Giant Asteroid To Pass Close By Earth On Christmas Day According To NASA

In what is becoming a regular occurrence, since we don't have enough problems to deal with on [...]

In what is becoming a regular occurrence, since we don't have enough problems to deal with on Earth, another giant object in space is apparently headed right for us. CTV News brings word that NASA reports of a "massive asteroid" perhaps larger than two football fields is closing in on our location and will be passing by Earth tomorrow, Christmas Day. Known as asteroid 501647 and also designated as "2014 SD224," the asteroid will be at its closest to Earth at around 3:20 P.M. ET. The good news is that the asteroid is not going to make contact with Earth and the closest it will come is within 1.8 million miles of the surface.

For those keeping track at home, that means that the asteroid is a fraction of the size of one seen in popular disaster films.

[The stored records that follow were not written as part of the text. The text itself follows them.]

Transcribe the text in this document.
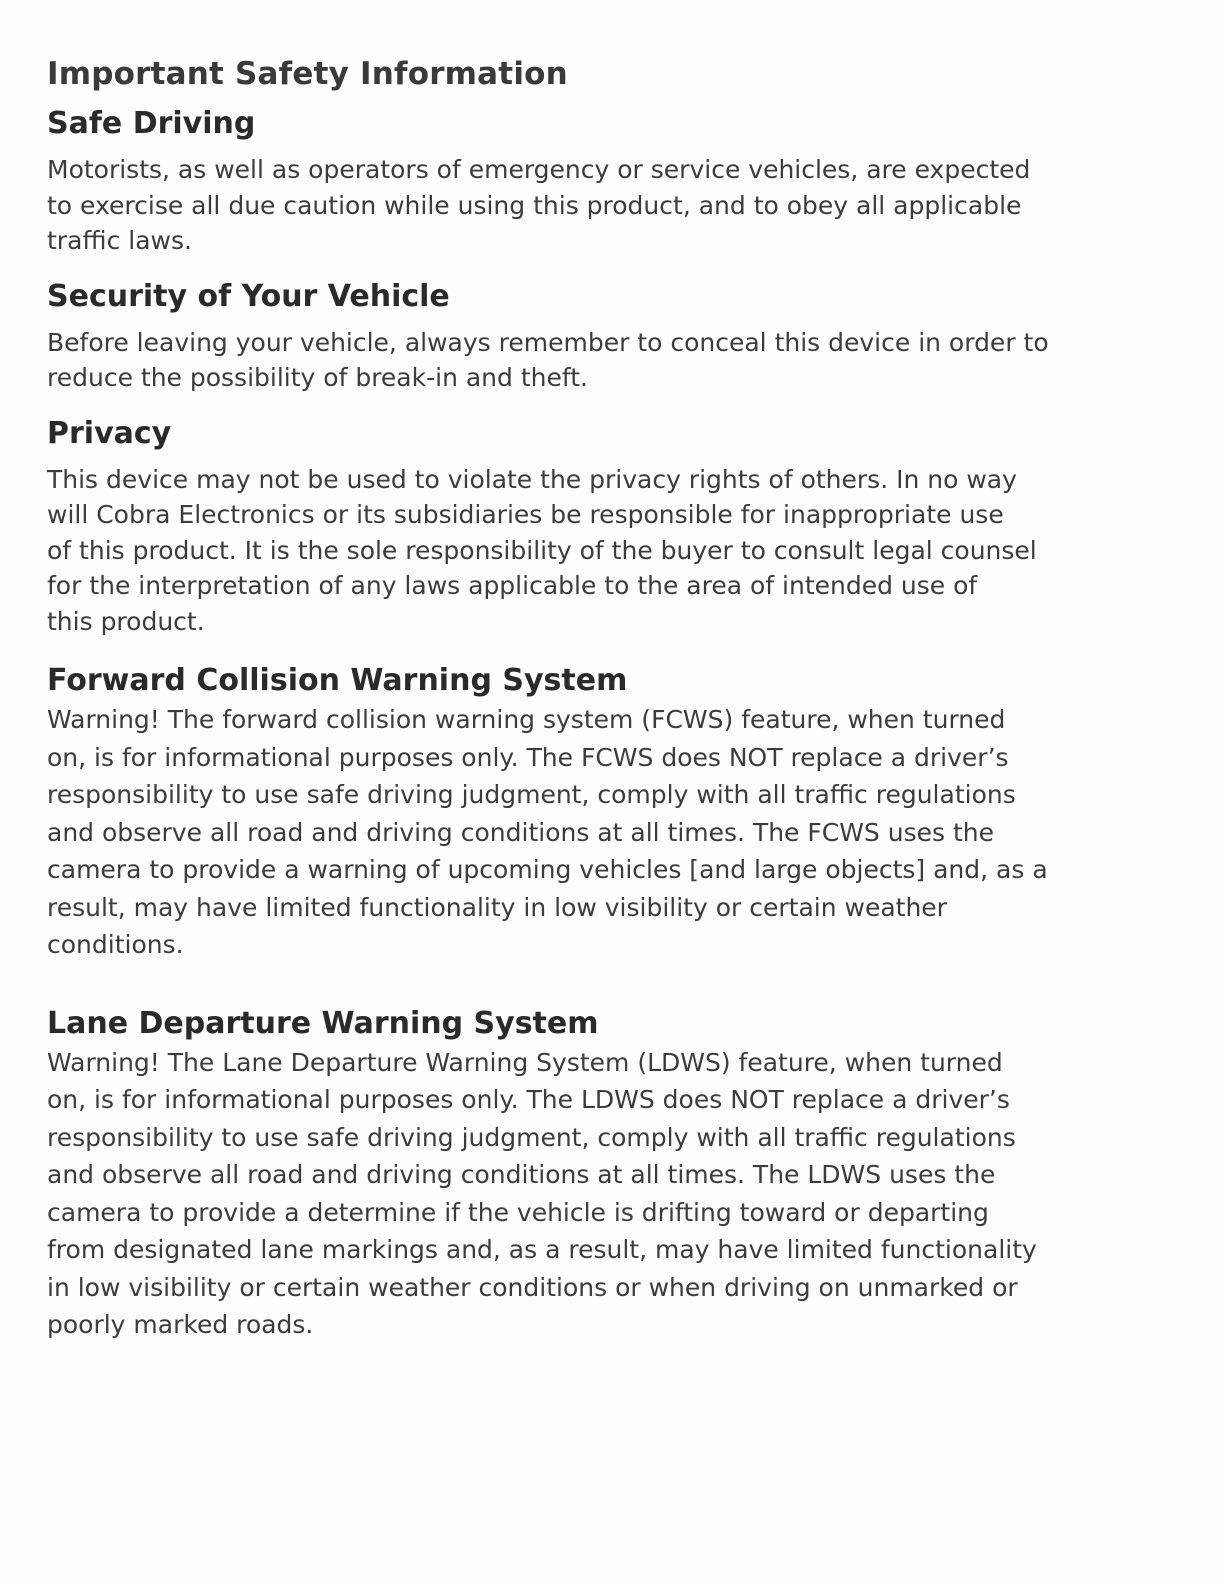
Important Safety Information
Safe Driving

Motorists, as well as operators of emergency or service vehicles, are expected
to exercise all due caution while using this product, and to obey all applicable
traffic laws.

Security of Your Vehicle

Before leaving your vehicle, always remember to conceal this device in order to
reduce the possibility of break-in and theft.

Privacy

This device may not be used to violate the privacy rights of others. In no way
will Cobra Electronics or its subsidiaries be responsible for inappropriate use
of this product. It is the sole responsibility of the buyer to consult legal counsel
for the interpretation of any laws applicable to the area of intended use of
this product.

Forward Collision Warning System

Warning! The forward collision warning system (FCWS) feature, when turned
on, is for informational purposes only. The FCWS does NOT replace a driver’s
responsibility to use safe driving judgment, comply with all traffic regulations
and observe all road and driving conditions at all times. The FCWS uses the
camera to provide a warning of upcoming vehicles [and large objects] and, as a
result, may have limited functionality in low visibility or certain weather
conditions.

Lane Departure Warning System

Warning! The Lane Departure Warning System (LDWS) feature, when turned
on, is for informational purposes only. The LDWS does NOT replace a driver’s
responsibility to use safe driving judgment, comply with all traffic regulations
and observe all road and driving conditions at all times. The LDWS uses the
camera to provide a determine if the vehicle is drifting toward or departing
from designated lane markings and, as a result, may have limited functionality
in low visibility or certain weather conditions or when driving on unmarked or
poorly marked roads.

Take for example Deep Impact, which features a comet that is seven miles wide. The current asteroid is estimated to be between 92 and 210 meters (300 to 689 feet), making it roughly 2% the size of that famous space object. The asteroid as seen in Armageddon was even bigger though, measuring 600 miles in length and requiring the expertise of Bruce Willis and Ben Affleck.

Of note is that asteroid 501647, first spotted in August of 2014, is classified as an NEO (Near-Earth Object) and NASA has even classified it as a "potentially hazardous" Near-Earth Object. NASA will apparently be monitoring its course throughout the day. For clarification, "potentially hazardous" Near-Earth Objects are not designated as such because of how close they might be to hitting our planet but because of their size. The site also reports that two other NEOs are set to fly past Earth but they're much smaller than asteroid 501647 and "pose no threat to Earth."

News of this asteroid comes weeks after NASA revealed "an object of unknown origin" would skate past Earth in the early morning of December 1. Though it made headlines and spread around the internet because of the salaciousness of that phrasing, the Center for Near-Earth Object Studies (CNEOS) at NASA's Jet Propulsion Laboratory had a theory about what the object was but couldn't confirm it until it passed by. After it cleared the skies it was confirmed that this NEO was 1960's-Era Centaur rocket booster. This marked the second time that a rocket stage from a previous launch was caught in the orbit of the Earth as back in 2002 part of the Saturn V rocket from Apollo 12 seemingly passed our planet as well.